Why git log and gitk won't report this (by default)

It helps to draw a set diagram of a two-way merge.

A diagram of a merge

A merge is a commit M that combines the changes present in two previous commits A and B. When combining, it resolves the changes present in both A and B, it includes the useful changes from both (iA, iB and the conflicted files c), and it may also discard bits from both (eA and eB). Finally, a merge commit can introduce changes of its own (m).

If you want to visualise the difference history of a two-way merge, you run into the problem that there are two sets of differences. The difference between M and A is {eA, m, c, iB}. The difference between M and B is {eB, m, c, iA}. The git log command will visualise this if you pass it the -m flag.

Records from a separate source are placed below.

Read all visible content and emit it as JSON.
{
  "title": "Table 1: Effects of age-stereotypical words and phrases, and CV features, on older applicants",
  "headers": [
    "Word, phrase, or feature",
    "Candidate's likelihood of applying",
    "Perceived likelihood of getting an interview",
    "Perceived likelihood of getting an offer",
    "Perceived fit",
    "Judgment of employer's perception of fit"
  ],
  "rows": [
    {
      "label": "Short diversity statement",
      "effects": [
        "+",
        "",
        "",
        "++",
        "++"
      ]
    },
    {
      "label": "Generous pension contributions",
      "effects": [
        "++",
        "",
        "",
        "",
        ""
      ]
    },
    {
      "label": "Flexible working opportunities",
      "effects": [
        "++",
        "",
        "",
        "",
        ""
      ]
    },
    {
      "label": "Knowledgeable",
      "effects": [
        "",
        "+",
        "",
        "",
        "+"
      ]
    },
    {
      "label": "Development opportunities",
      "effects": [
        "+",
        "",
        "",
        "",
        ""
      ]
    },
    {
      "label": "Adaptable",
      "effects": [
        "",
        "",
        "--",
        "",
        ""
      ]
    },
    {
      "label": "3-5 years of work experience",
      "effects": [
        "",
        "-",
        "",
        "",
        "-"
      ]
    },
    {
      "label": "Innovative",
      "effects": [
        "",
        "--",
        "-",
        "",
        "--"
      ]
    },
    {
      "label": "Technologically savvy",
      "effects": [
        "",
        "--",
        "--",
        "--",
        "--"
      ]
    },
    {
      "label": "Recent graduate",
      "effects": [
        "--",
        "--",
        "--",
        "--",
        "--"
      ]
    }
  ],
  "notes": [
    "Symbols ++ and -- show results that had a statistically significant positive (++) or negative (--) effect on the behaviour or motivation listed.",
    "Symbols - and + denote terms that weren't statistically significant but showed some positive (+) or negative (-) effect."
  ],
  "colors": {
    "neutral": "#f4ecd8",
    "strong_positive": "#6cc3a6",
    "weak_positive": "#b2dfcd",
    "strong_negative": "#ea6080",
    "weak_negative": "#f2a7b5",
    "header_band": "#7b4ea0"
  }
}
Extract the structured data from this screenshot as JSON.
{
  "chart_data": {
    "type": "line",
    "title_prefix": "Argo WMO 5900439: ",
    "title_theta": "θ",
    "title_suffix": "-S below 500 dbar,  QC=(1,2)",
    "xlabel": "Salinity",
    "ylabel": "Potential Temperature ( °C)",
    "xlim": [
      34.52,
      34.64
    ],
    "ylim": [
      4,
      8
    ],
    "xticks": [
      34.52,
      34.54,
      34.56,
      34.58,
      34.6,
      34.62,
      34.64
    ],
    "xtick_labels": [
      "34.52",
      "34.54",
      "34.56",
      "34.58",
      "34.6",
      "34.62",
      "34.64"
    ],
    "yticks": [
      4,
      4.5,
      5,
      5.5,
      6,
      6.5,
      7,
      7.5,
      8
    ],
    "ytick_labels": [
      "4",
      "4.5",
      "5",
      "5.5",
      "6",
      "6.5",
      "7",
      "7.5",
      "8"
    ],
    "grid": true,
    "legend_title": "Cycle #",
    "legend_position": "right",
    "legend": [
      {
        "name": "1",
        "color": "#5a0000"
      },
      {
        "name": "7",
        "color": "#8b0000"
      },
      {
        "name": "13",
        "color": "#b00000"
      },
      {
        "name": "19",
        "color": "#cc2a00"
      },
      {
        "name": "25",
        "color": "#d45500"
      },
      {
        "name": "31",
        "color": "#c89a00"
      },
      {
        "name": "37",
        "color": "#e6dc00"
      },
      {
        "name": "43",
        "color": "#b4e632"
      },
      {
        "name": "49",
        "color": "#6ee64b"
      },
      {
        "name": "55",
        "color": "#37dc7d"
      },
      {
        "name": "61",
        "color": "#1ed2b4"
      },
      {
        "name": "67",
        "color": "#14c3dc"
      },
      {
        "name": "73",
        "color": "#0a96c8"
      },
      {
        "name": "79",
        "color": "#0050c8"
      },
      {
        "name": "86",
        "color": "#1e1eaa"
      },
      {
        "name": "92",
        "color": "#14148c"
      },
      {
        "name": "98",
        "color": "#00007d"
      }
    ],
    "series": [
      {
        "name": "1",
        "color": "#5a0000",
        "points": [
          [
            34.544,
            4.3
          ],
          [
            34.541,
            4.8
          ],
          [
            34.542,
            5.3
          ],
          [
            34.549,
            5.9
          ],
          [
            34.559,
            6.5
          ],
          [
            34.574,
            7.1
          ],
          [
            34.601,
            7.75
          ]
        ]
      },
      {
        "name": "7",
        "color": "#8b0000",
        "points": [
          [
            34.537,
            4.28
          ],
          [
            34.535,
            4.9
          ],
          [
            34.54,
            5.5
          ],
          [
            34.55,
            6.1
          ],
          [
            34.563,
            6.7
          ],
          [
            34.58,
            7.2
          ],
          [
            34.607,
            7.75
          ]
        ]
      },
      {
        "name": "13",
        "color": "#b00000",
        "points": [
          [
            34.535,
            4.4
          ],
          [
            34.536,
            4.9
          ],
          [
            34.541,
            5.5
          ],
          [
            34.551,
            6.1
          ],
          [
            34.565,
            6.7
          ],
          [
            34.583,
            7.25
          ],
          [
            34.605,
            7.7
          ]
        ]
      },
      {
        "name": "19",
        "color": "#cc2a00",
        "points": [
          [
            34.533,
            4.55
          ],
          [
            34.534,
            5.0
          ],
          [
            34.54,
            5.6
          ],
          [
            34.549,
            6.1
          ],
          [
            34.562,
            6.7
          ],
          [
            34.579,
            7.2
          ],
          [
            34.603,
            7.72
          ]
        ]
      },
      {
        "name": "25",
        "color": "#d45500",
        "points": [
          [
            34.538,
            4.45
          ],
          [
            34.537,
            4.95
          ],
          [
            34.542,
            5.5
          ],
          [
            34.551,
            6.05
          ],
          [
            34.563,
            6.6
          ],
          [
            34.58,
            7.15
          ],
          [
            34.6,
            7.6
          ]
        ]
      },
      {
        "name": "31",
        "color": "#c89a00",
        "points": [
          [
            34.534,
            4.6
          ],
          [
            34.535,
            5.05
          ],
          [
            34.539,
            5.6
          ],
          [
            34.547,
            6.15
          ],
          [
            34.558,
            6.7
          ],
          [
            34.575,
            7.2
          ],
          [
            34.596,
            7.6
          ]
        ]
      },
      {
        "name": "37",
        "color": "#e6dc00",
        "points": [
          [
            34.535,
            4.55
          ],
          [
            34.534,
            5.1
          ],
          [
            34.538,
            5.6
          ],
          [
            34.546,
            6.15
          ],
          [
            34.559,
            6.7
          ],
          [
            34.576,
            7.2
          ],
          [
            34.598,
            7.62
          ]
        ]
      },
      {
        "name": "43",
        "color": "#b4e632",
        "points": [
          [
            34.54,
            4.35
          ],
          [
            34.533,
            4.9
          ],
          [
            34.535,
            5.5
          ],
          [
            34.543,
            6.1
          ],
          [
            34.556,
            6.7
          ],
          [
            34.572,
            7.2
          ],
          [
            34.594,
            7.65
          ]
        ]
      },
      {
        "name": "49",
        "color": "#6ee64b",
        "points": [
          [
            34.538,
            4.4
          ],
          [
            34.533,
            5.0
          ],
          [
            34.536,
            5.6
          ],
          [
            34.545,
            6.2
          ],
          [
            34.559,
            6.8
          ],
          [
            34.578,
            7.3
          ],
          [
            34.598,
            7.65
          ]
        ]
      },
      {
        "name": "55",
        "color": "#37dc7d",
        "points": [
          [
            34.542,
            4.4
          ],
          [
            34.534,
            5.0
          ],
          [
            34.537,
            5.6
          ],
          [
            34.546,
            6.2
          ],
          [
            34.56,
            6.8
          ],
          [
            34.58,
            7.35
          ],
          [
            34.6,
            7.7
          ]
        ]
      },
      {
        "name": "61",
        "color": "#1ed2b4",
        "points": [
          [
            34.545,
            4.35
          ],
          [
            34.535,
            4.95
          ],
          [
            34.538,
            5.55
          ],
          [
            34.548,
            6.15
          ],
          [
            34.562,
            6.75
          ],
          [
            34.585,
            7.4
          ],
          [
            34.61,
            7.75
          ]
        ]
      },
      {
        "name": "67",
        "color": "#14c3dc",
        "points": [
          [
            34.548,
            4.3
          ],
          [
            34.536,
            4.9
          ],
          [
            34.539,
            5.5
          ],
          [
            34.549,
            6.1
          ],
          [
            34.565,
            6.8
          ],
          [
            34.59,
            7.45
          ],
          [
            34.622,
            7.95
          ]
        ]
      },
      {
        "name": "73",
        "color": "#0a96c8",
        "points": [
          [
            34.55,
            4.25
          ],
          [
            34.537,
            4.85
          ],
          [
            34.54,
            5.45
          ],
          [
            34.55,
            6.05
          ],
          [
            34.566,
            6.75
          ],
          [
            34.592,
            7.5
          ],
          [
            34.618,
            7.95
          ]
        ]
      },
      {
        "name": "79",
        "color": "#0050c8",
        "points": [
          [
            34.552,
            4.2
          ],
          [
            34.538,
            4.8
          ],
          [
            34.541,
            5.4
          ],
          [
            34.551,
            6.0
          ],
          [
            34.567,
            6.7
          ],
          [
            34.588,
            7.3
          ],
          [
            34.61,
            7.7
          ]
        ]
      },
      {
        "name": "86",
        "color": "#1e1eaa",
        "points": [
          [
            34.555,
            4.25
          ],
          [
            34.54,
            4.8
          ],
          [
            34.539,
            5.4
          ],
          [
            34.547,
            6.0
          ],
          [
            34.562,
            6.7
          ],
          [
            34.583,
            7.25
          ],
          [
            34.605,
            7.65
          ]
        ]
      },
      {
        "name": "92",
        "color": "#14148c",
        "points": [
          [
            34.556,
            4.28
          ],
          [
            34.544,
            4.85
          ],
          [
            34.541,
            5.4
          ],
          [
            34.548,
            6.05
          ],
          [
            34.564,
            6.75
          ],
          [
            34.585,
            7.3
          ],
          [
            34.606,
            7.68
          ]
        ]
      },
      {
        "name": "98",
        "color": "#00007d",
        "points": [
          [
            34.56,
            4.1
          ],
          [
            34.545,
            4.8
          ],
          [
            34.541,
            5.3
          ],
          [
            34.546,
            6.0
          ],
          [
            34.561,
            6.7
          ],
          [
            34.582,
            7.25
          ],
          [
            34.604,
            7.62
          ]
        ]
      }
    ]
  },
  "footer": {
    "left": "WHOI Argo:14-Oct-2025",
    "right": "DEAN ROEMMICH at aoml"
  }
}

But what will it show if commit B is completely occluded? Well, the difference between A and M will be {m, eA}. The difference between A and B will be {iA, m, iB, eB}. c is of course, empty. A completely occluded merge commit will look very similar to a normal merge commit, containing much of the same files and differences. The biggest clue is that the difference between M and A is so small. And this difference will not be as pronounced when the merge only occludes a few files.

Why this is something to care about

Occlusions are invisible to most git tooling. git blame? Won't find it. git pickaxe? similarly useless. git bisect won't work either, because as far as git is concerned, the occluded branch represents a discarded part of the commit history.

A clumsy co-worker can effortlessly 'undo' a lot of work, with almost nothing to alert the other developers. A malicious committer can easily revert security fixes—the logs will make it seem as if they never happened.

Of course, occlusion can be a perfectly valid choice in a merge. There's even an option to make git do it without prompting you: git merge -s ours. In practice, I've seen this happen accidentally several times, and I've found at least one similar tale of woe.

How to detect some occluding merges

The easiest way to look for occluding merges at the ‘resolution’ of a commit: if there is a merge commit M that is completely equal to parent A, this means that parent B is occluded. However, if the committer makes additional changes to the merge commit, possibly because they're unaware that git sees the pending commit as a merge, this approach fails.

We can ‘zoom in’ by looking at the merge-base O. The merge-base is the first commit that is an ancester of both A and B.

A merge including two parents and their merge-base

Now we can define occlusion at file resolution. If a file is modified between B and O it ought to be modified between M and O as well, unless it is occluded, intentionally or not.

If it is modified in the difference between O and M, is the difference equal to that between O and A? It is also occluded.

A script that looks at all merge commits and performs the first test is available here. It only performs the first test, because currently it is fairly slow already, particularly with msysGit. And just like the example on this page, octopus merge commits are not handled correctly yet.